Стоит на Охте 1-й пехотный полк — не восстаёт. Посылали к ним наших мальцов — отвечали: «На кой нам ляд?» Вот уж кислая шерсть.
Ещё посылали, солдатам сказать: уже весь питерский гарнизон поднялся, чего ждёте?
Наконец, кажись, и восстали, уж кажись почали и забор ломать — а по улицам всё нейдут, ни к нам на помощь.
Ну, не ждать! На полицейский участок повалили сами, гурьбой, фонари разбивая. (Как зазвенит да как потухнет — лихо на сердце!)

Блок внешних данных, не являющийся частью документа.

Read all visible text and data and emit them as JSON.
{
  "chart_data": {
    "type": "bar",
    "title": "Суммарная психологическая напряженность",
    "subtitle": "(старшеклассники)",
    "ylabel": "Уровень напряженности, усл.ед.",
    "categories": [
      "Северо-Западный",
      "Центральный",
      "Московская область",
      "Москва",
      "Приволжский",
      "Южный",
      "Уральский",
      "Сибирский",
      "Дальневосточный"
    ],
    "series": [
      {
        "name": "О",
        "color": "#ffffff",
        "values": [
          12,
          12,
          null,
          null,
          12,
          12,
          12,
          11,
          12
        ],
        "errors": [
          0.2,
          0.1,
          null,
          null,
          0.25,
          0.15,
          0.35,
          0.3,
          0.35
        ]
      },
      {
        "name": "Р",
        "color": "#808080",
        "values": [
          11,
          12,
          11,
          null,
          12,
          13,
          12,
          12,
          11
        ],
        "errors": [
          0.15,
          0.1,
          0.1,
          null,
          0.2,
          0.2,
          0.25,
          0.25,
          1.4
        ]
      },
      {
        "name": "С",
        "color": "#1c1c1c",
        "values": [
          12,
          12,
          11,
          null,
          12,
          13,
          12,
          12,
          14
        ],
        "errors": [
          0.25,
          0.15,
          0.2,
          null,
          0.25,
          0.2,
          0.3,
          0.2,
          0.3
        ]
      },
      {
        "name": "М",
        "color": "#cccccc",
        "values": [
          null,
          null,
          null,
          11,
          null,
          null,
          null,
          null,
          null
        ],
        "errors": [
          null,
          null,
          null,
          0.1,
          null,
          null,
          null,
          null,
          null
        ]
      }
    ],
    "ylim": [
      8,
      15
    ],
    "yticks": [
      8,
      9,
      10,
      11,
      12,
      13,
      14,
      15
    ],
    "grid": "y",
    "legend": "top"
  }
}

На углу Георгиевской и Большого подвалили к участку — а те окна раскрыли — да и пальнули.
Ат-вал!
Но никого не поранили. (Может, в воздух били).
Завалили подальше, в боковые улицы, стали ждать.
Стали ждать — 1-й полк пришлёт грузовик с солдатами.
Не шлёт.
А в городе всё — стреляют, стреляют. И зарева — ярко видны по темноте. От зарев — так и разбирает душу: эх, развернуться! да чем же мы хуже! Там, на Питерской стороне, ребята себе волю добудут — а мы так останемся?
Да что робеем, ребята? Да соберёмся! Да все сразу?
Именно сразу, а то ежели мы попрём, а с заугла не повалят?
Послать сказать: по свисту — и все разом!
Свист! — ят-те-дам! режет чище всякого выстрела! Свист — Соловья-Разбойника!
И — побежали со всех сторон! И — прихватили городовых — не успели те ни выстрела сделать, а уж вот мы, к стенам прилипли, окна побили им — камнями, лёдом, и двери высаживаем, чем ни попадя.
И — внутрь толпой! А — чего толпа не сделает? Да у них-то сердце — давно в пятках, да куда им деться? Никуда не денетесь, ваши все далёко!
Не стреляли.
Схватывали их, одного по пятеро, тут же по морде били для началу, но — лишь для началу. А потом с руками извёрнутыми, выломанными — да вытаскивали их наружу, где простор для боя легче. Одни кричали, ругались, другие стонали, третьи просили.
Нет уж, у нас теперь не упросишься! Нет уж, дорвались! Много вы над нами поцарствовали, а теперь мы над вами!
— Братики!.. Ради Бога!.. Дети остаются...
Бей, кромсай их в мясо, не слушай! Ишь ты, дети! Добивай, чем схватил — палками, прикладами, штыками, камнями, сапогами в ухо, головы в мостовую, кости ломай, топчи их да втаптывай, да поплясывай!
Ещё от кого последнее:
— Бра-атики...
А как нас хватали — тогда не братики были? Эй, кто своих добил, дохрипел — иди нам помогай, доплясывать!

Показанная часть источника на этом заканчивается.